Part of that ongoing commitment to the country has been the US$9million investment in the brand new Nissan assembly plant in Tema, outside the capital Accra; but it’s not the first time that Japan Motors has assembled Nissan vehicles in Ghana.
“We ran an assembly plant between 1968 and 1980; then we closed it down because of a lack of government support. But now, with the new initiative by government in the shape of the Ghana automotive industry plan and the encouragement of the Minister of Trade and Industry, Alan Kyeremanten, we decided to invest again.”
The new plant, which was opened by the President of Ghana, H.E. Nana Addo Dankwa Akufo-Addo in March this year, is the most advanced, most state-of-the-art automotive assembly factory in West Africa, according to Nissan Africa Managing Director Mike Whitfield.
“It is an example for the rest of the continent of what can be achieved when there is a true public private partnership toward a common aim, as there is in this case with the Government of Ghana having created the correct enabling environment through policy underpinned by legislation to encourage and protect investment of this magnitude. “The results are already clear to see from the increasing number of jobs Japan Motors has been able to create from a zero base.” Kalmoni is delighted by the plant’s progress and the impact it has had on the local automotive industry.
“It’s not the first automotive assembly facility to be created under this new initiative, but it is the benchmark. Every competitor wants to visit us, even the World Bank has asked to come to have a tour and speak to us. The support throughout all of this from Nissan has been critical; we sent our initial team for highly specialised intensive training at Rosslyn, outside Pretoria, last year and we are now sending more staff there for advanced training as we expand.”

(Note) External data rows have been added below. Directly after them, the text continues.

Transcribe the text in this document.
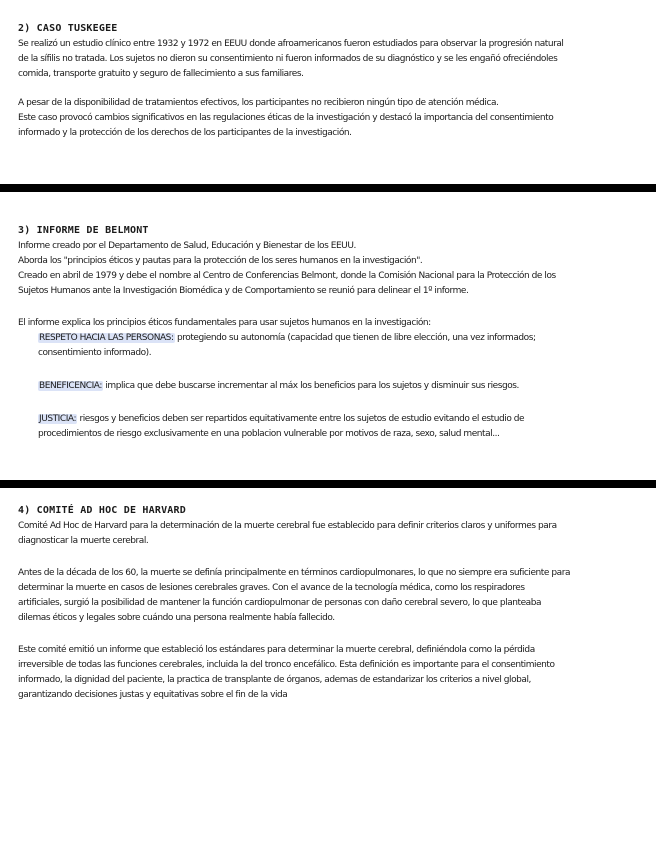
2) CASO TUSKEGEE
Se realizó un estudio clínico entre 1932 y 1972 en EEUU donde afroamericanos fueron estudiados para observar la progresión natural
de la sífilis no tratada. Los sujetos no dieron su consentimiento ni fueron informados de su diagnóstico y se les engañó ofreciéndoles
comida, transporte gratuito y seguro de fallecimiento a sus familiares.
A pesar de la disponibilidad de tratamientos efectivos, los participantes no recibieron ningún tipo de atención médica.
Este caso provocó cambios significativos en las regulaciones éticas de la investigación y destacó la importancia del consentimiento
informado y la protección de los derechos de los participantes de la investigación.
3) INFORME DE BELMONT
Informe creado por el Departamento de Salud, Educación y Bienestar de los EEUU.
Aborda los "principios éticos y pautas para la protección de los seres humanos en la investigación".
Creado en abril de 1979 y debe el nombre al Centro de Conferencias Belmont, donde la Comisión Nacional para la Protección de los
Sujetos Humanos ante la Investigación Biomédica y de Comportamiento se reunió para delinear el 1º informe.
El informe explica los principios éticos fundamentales para usar sujetos humanos en la investigación:
RESPETO HACIA LAS PERSONAS: protegiendo su autonomía (capacidad que tienen de libre elección, una vez informados;
consentimiento informado).
BENEFICENCIA: implica que debe buscarse incrementar al máx los beneficios para los sujetos y disminuir sus riesgos.
JUSTICIA: riesgos y beneficios deben ser repartidos equitativamente entre los sujetos de estudio evitando el estudio de
procedimientos de riesgo exclusivamente en una poblacion vulnerable por motivos de raza, sexo, salud mental...
4) COMITÉ AD HOC DE HARVARD
Comité Ad Hoc de Harvard para la determinación de la muerte cerebral fue establecido para definir criterios claros y uniformes para
diagnosticar la muerte cerebral.
Antes de la década de los 60, la muerte se definía principalmente en términos cardiopulmonares, lo que no siempre era suficiente para
determinar la muerte en casos de lesiones cerebrales graves. Con el avance de la tecnología médica, como los respiradores
artificiales, surgió la posibilidad de mantener la función cardiopulmonar de personas con daño cerebral severo, lo que planteaba
dilemas éticos y legales sobre cuándo una persona realmente había fallecido.
Este comité emitió un informe que estableció los estándares para determinar la muerte cerebral, definiéndola como la pérdida
irreversible de todas las funciones cerebrales, incluida la del tronco encefálico. Esta definición es importante para el consentimiento
informado, la dignidad del paciente, la practica de transplante de órganos, ademas de estandarizar los criterios a nivel global,
garantizando decisiones justas y equitativas sobre el fin de la vida
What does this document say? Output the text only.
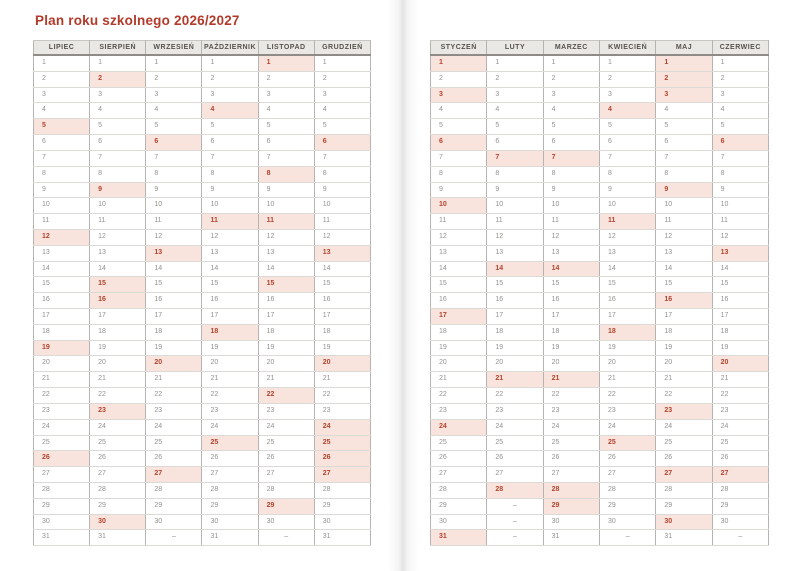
Plan roku szkolnego 2026/2027
LIPIEC	SIERPIEŃ	WRZESIEŃ	PAŹDZIERNIK	LISTOPAD	GRUDZIEŃ
1	1	1	1	1	1
2	2	2	2	2	2
3	3	3	3	3	3
4	4	4	4	4	4
5	5	5	5	5	5
6	6	6	6	6	6
7	7	7	7	7	7
8	8	8	8	8	8
9	9	9	9	9	9
10	10	10	10	10	10
11	11	11	11	11	11
12	12	12	12	12	12
13	13	13	13	13	13
14	14	14	14	14	14
15	15	15	15	15	15
16	16	16	16	16	16
17	17	17	17	17	17
18	18	18	18	18	18
19	19	19	19	19	19
20	20	20	20	20	20
21	21	21	21	21	21
22	22	22	22	22	22
23	23	23	23	23	23
24	24	24	24	24	24
25	25	25	25	25	25
26	26	26	26	26	26
27	27	27	27	27	27
28	28	28	28	28	28
29	29	29	29	29	29
30	30	30	30	30	30
31	31	–	31	–	31
STYCZEŃ	LUTY	MARZEC	KWIECIEŃ	MAJ	CZERWIEC
1	1	1	1	1	1
2	2	2	2	2	2
3	3	3	3	3	3
4	4	4	4	4	4
5	5	5	5	5	5
6	6	6	6	6	6
7	7	7	7	7	7
8	8	8	8	8	8
9	9	9	9	9	9
10	10	10	10	10	10
11	11	11	11	11	11
12	12	12	12	12	12
13	13	13	13	13	13
14	14	14	14	14	14
15	15	15	15	15	15
16	16	16	16	16	16
17	17	17	17	17	17
18	18	18	18	18	18
19	19	19	19	19	19
20	20	20	20	20	20
21	21	21	21	21	21
22	22	22	22	22	22
23	23	23	23	23	23
24	24	24	24	24	24
25	25	25	25	25	25
26	26	26	26	26	26
27	27	27	27	27	27
28	28	28	28	28	28
29	–	29	29	29	29
30	–	30	30	30	30
31	–	31	–	31	–
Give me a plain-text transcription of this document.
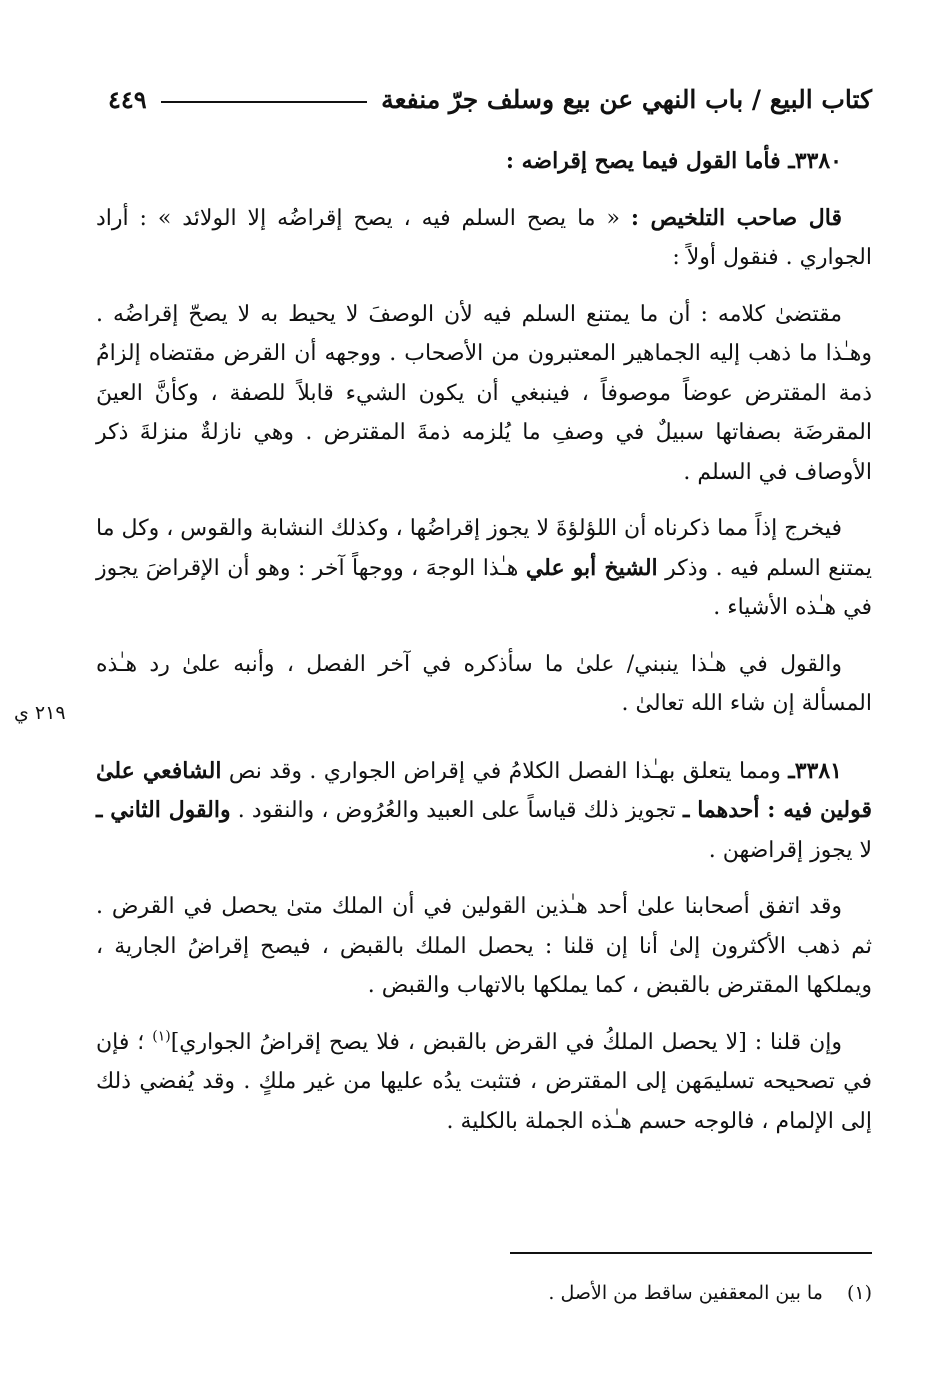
كتاب البيع / باب النهي عن بيع وسلف جرّ منفعة
٤٤٩
٢١٩ ي

٣٣٨٠ـ فأما القول فيما يصح إقراضه :

قال صاحب التلخيص : « ما يصح السلم فيه ، يصح إقراضُه إلا الولائد » : أراد الجواري . فنقول أولاً :

مقتضىٰ كلامه : أن ما يمتنع السلم فيه لأن الوصفَ لا يحيط به لا يصحّ إقراضُه . وهـٰذا ما ذهب إليه الجماهير المعتبرون من الأصحاب . ووجهه أن القرض مقتضاه إلزامُ ذمة المقترض عوضاً موصوفاً ، فينبغي أن يكون الشيء قابلاً للصفة ، وكأنَّ العينَ المقرضَة بصفاتها سبيلٌ في وصفِ ما يُلزمه ذمةَ المقترض . وهي نازلةٌ منزلةَ ذكر الأوصاف في السلم .

فيخرج إذاً مما ذكرناه أن اللؤلؤةَ لا يجوز إقراضُها ، وكذلك النشابة والقوس ، وكل ما يمتنع السلم فيه . وذكر الشيخ أبو علي هـٰذا الوجهَ ، ووجهاً آخر : وهو أن الإقراضَ يجوز في هـٰذه الأشياء .

والقول في هـٰذا ينبني/ علىٰ ما سأذكره في آخر الفصل ، وأنبه علىٰ رد هـٰذه المسألة إن شاء الله تعالىٰ .

٣٣٨١ـ ومما يتعلق بهـٰذا الفصل الكلامُ في إقراض الجواري . وقد نص الشافعي علىٰ قولين فيه : أحدهما ـ تجويز ذلك قياساً على العبيد والعُرُوض ، والنقود . والقول الثاني ـ لا يجوز إقراضهن .

وقد اتفق أصحابنا علىٰ أحد هـٰذين القولين في أن الملك متىٰ يحصل في القرض . ثم ذهب الأكثرون إلىٰ أنا إن قلنا : يحصل الملك بالقبض ، فيصح إقراضُ الجارية ، ويملكها المقترض بالقبض ، كما يملكها بالاتهاب والقبض .

وإن قلنا : [لا يحصل الملكُ في القرض بالقبض ، فلا يصح إقراضُ الجواري]$^{(١)}$ ؛ فإن في تصحيحه تسليمَهن إلى المقترض ، فتثبت يدُه عليها من غير ملكٍ . وقد يُفضي ذلك إلى الإلمام ، فالوجه حسم هـٰذه الجملة بالكلية .

(١) ما بين المعقفين ساقط من الأصل .
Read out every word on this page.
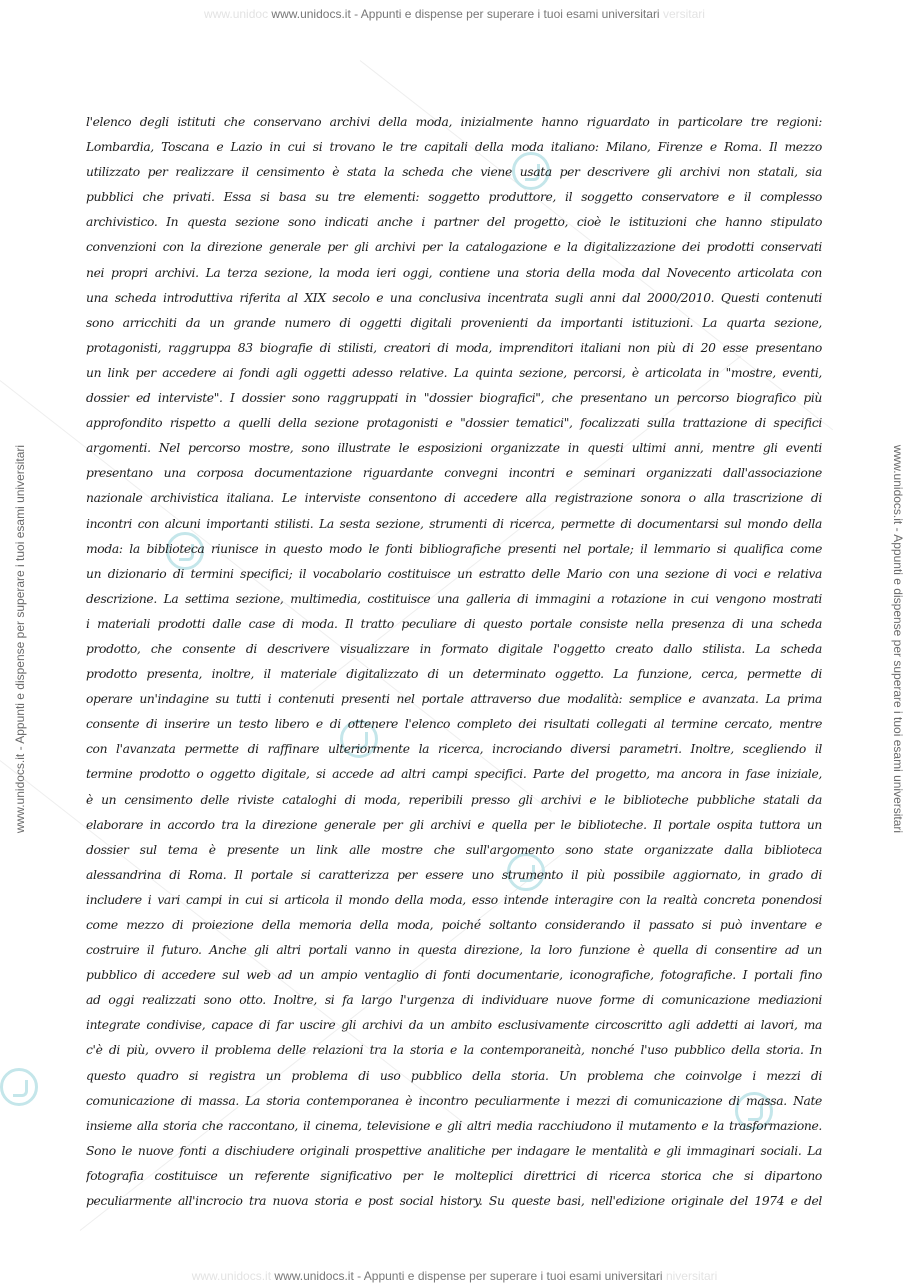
www.unidoc www.unidocs.it - Appunti e dispense per superare i tuoi esami universitari versitari
www.unidocs.it - Appunti e dispense per superare i tuoi esami universitari	www.unidocs.it - Appunti e dispense per superare i tuoi esami universitari
l'elenco degli istituti che conservano archivi della moda, inizialmente hanno riguardato in particolare tre regioni:
Lombardia, Toscana e Lazio in cui si trovano le tre capitali della moda italiano: Milano, Firenze e Roma. Il mezzo
utilizzato per realizzare il censimento è stata la scheda che viene usata per descrivere gli archivi non statali, sia
pubblici che privati. Essa si basa su tre elementi: soggetto produttore, il soggetto conservatore e il complesso
archivistico. In questa sezione sono indicati anche i partner del progetto, cioè le istituzioni che hanno stipulato
convenzioni con la direzione generale per gli archivi per la catalogazione e la digitalizzazione dei prodotti conservati
nei propri archivi. La terza sezione, la moda ieri oggi, contiene una storia della moda dal Novecento articolata con
una scheda introduttiva riferita al XIX secolo e una conclusiva incentrata sugli anni dal 2000/2010. Questi contenuti
sono arricchiti da un grande numero di oggetti digitali provenienti da importanti istituzioni. La quarta sezione,
protagonisti, raggruppa 83 biografie di stilisti, creatori di moda, imprenditori italiani non più di 20 esse presentano
un link per accedere ai fondi agli oggetti adesso relative. La quinta sezione, percorsi, è articolata in "mostre, eventi,
dossier ed interviste". I dossier sono raggruppati in "dossier biografici", che presentano un percorso biografico più
approfondito rispetto a quelli della sezione protagonisti e "dossier tematici", focalizzati sulla trattazione di specifici
argomenti. Nel percorso mostre, sono illustrate le esposizioni organizzate in questi ultimi anni, mentre gli eventi
presentano una corposa documentazione riguardante convegni incontri e seminari organizzati dall'associazione
nazionale archivistica italiana. Le interviste consentono di accedere alla registrazione sonora o alla trascrizione di
incontri con alcuni importanti stilisti. La sesta sezione, strumenti di ricerca, permette di documentarsi sul mondo della
moda: la biblioteca riunisce in questo modo le fonti bibliografiche presenti nel portale; il lemmario si qualifica come
un dizionario di termini specifici; il vocabolario costituisce un estratto delle Mario con una sezione di voci e relativa
descrizione. La settima sezione, multimedia, costituisce una galleria di immagini a rotazione in cui vengono mostrati
i materiali prodotti dalle case di moda. Il tratto peculiare di questo portale consiste nella presenza di una scheda
prodotto, che consente di descrivere visualizzare in formato digitale l'oggetto creato dallo stilista. La scheda
prodotto presenta, inoltre, il materiale digitalizzato di un determinato oggetto. La funzione, cerca, permette di
operare un'indagine su tutti i contenuti presenti nel portale attraverso due modalità: semplice e avanzata. La prima
consente di inserire un testo libero e di ottenere l'elenco completo dei risultati collegati al termine cercato, mentre
con l'avanzata permette di raffinare ulteriormente la ricerca, incrociando diversi parametri. Inoltre, scegliendo il
termine prodotto o oggetto digitale, si accede ad altri campi specifici. Parte del progetto, ma ancora in fase iniziale,
è un censimento delle riviste cataloghi di moda, reperibili presso gli archivi e le biblioteche pubbliche statali da
elaborare in accordo tra la direzione generale per gli archivi e quella per le biblioteche. Il portale ospita tuttora un
dossier sul tema è presente un link alle mostre che sull'argomento sono state organizzate dalla biblioteca
alessandrina di Roma. Il portale si caratterizza per essere uno strumento il più possibile aggiornato, in grado di
includere i vari campi in cui si articola il mondo della moda, esso intende interagire con la realtà concreta ponendosi
come mezzo di proiezione della memoria della moda, poiché soltanto considerando il passato si può inventare e
costruire il futuro. Anche gli altri portali vanno in questa direzione, la loro funzione è quella di consentire ad un
pubblico di accedere sul web ad un ampio ventaglio di fonti documentarie, iconografiche, fotografiche. I portali fino
ad oggi realizzati sono otto. Inoltre, si fa largo l'urgenza di individuare nuove forme di comunicazione mediazioni
integrate condivise, capace di far uscire gli archivi da un ambito esclusivamente circoscritto agli addetti ai lavori, ma
c'è di più, ovvero il problema delle relazioni tra la storia e la contemporaneità, nonché l'uso pubblico della storia. In
questo quadro si registra un problema di uso pubblico della storia. Un problema che coinvolge i mezzi di
comunicazione di massa. La storia contemporanea è incontro peculiarmente i mezzi di comunicazione di massa. Nate
insieme alla storia che raccontano, il cinema, televisione e gli altri media racchiudono il mutamento e la trasformazione.
Sono le nuove fonti a dischiudere originali prospettive analitiche per indagare le mentalità e gli immaginari sociali. La
fotografia costituisce un referente significativo per le molteplici direttrici di ricerca storica che si dipartono
peculiarmente all'incrocio tra nuova storia e post social history. Su queste basi, nell'edizione originale del 1974 e del
www.unidocs.it www.unidocs.it - Appunti e dispense per superare i tuoi esami universitari niversitari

The company’s success has been honoured over the years by various Ghanaian institutions, but the most important for Kalmoni has been the Chartered Institute of Marketers Ghana, which recently inducted Japan Motors into its Hall of Fame after the company consistently won automobile company of the year. Kalmoni has also been recognised personally, winning the country’s entrepreneur award, as well as the title Automotive Executive of the Decade. He is humbled by the accolades. “I don’t go out to seek awards, but I’ve also learnt that if someone wants to honour you, you take it with humility.”
August also marks his 31st anniversary as Managing Director of Japan Motors. Appointed at the age of 24, he was the youngest CEO among Nissan’s global community of sales companies for years. “I was able to do this because of the mentorship of my uncle,” he explains. “He was the Executive Chair when I first took the job.”
He ascribes his own success and that of the company’s to an ongoing desire to learn and improve. “I have an open-door policy; most of my executive team has been with me for decades so obviously, they like working here too.” They have all grown together. “I like to set targets, but I also believe in training and exposure.”
Mr. Kalmoni’s own academic record proves exactly that. He did his first degree, a Bachelor’s in Business administration in Canada in 1988. His second degree was Executive Master’s degree in Governance and Leadership at the Ghana Institute of Management and Public Administration (GIMPA) 20 years later. He followed that up in 2012 with an advanced management programme at Harvard University in the US.
His colleagues have followed suit; many have pursued Master’s degrees paid for by the company. “We’ve invested a lot in our staff,” he says, adding: “Our accountants are a case in point, eight of them have gone all the way to becoming qualified as chartered accountants since joining us. Japan Motors has eight CAs and a staff of 450, while my personal assistant qualified as lawyer. This is a proud Ghanaian company which, above everything else, is about self-development, as well as producing world-class vehicles from the best factory in West Africa.